One often needs to compare data across samples, say, when one or more samples constitute a benchmark. For example, consider comparing interview scores across panels when one of the panels is considered to be the benchmark.

The objective is to transform the data of a sample \(\{Y\}\) so as to match its mean \((\mu_Y)\) and standard deviation \((\sigma_Y)\) to that of the benchmark sample. That is, we begin with:

\[\begin{aligned} \mathbb{E}[Y] &= \mu_Y\\ \mathbb{E}[\big(Y - \mu\big)^2] &= \sigma_Y^2 \end{aligned}\]

and we need to transform data \(\{Y\}\) as \(\{Z = cY + d\}\) such that \(\mu_Z = \mu_B\) and \(\sigma_Z^2 = \sigma_B^2.\) where \(\mu_B\) and \(\sigma_B\) respectively represent the mean and standard deviation of the benchmark sample.

The method of moments approach in statistics consists of finding parameters \(c\) and \(d\) such that:

\[\begin{aligned} \mathbb{E}[cY + d] &= \mu_B \\ \Rightarrow c^2 \mu_Y^2 + d^2 + 2cd\mu_Y &= \mu_B^2 \\ \mathbb{E}[\big((cY + d) - \mu_B \big)^2] &= \sigma_B^2 \end{aligned}\]

Simplifying the third equation, and after a bit a algebra, we get:

\[\begin{aligned} c &= \frac{\sigma_B}{\sigma_Y} \\ d &= \mu_B - c\mathbb{E}[Y] =\mu_B - c\mu_Y \\ &= \mu_B - \dfrac{\sigma_B}{\sigma_Y}\mu_Y\end{aligned}\]

Plugging the finding back into \(Z = cY + d\) tells us that transforming \(Y\) as

\[Z = \dfrac{\sigma_B}{\sigma_Y}(Y - \mu_Y) + \mu_B\]

ensures that \(Z\) has the same mean and standard deviation as the benchmark data. Needless to say that this will work best for situations where the underlying data can be safely assumed to be coming from the Normal distribution or any of its kin (why?).

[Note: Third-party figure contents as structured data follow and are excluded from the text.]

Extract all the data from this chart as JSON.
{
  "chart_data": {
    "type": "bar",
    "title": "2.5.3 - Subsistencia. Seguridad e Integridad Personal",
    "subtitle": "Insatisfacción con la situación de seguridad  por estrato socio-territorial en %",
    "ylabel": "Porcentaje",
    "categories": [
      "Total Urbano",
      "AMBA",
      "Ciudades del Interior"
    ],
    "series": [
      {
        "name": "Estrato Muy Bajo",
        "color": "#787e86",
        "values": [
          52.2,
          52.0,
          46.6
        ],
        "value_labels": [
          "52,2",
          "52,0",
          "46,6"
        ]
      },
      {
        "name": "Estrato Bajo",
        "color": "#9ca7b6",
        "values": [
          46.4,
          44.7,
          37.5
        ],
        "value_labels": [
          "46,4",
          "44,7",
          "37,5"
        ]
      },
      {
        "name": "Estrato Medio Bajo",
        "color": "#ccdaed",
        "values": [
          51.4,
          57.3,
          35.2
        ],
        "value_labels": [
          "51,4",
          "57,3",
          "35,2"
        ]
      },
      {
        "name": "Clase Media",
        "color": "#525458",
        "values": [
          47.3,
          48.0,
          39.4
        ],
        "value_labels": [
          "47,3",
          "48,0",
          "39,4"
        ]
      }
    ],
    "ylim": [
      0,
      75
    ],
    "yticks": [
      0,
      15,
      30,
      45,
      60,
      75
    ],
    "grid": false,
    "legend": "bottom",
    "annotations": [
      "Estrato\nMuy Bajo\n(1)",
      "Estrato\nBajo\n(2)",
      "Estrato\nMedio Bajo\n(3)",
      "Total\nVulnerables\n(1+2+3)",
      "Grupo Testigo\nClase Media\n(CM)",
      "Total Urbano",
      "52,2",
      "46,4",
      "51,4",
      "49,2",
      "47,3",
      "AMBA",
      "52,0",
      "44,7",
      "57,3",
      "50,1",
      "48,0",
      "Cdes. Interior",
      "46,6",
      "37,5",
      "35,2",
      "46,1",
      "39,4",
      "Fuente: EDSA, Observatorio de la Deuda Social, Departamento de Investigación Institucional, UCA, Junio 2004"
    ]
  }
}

Looking at the transformation, upon a moment’s reflection it almost appears obvious, doesn’t it? To the point that this whole post seems moot. So, why bother? Well, while this is a simple enough example, the method of moments is important enough in economics and finance for its generalized version to be granted the Nobel prize a couple of years ago.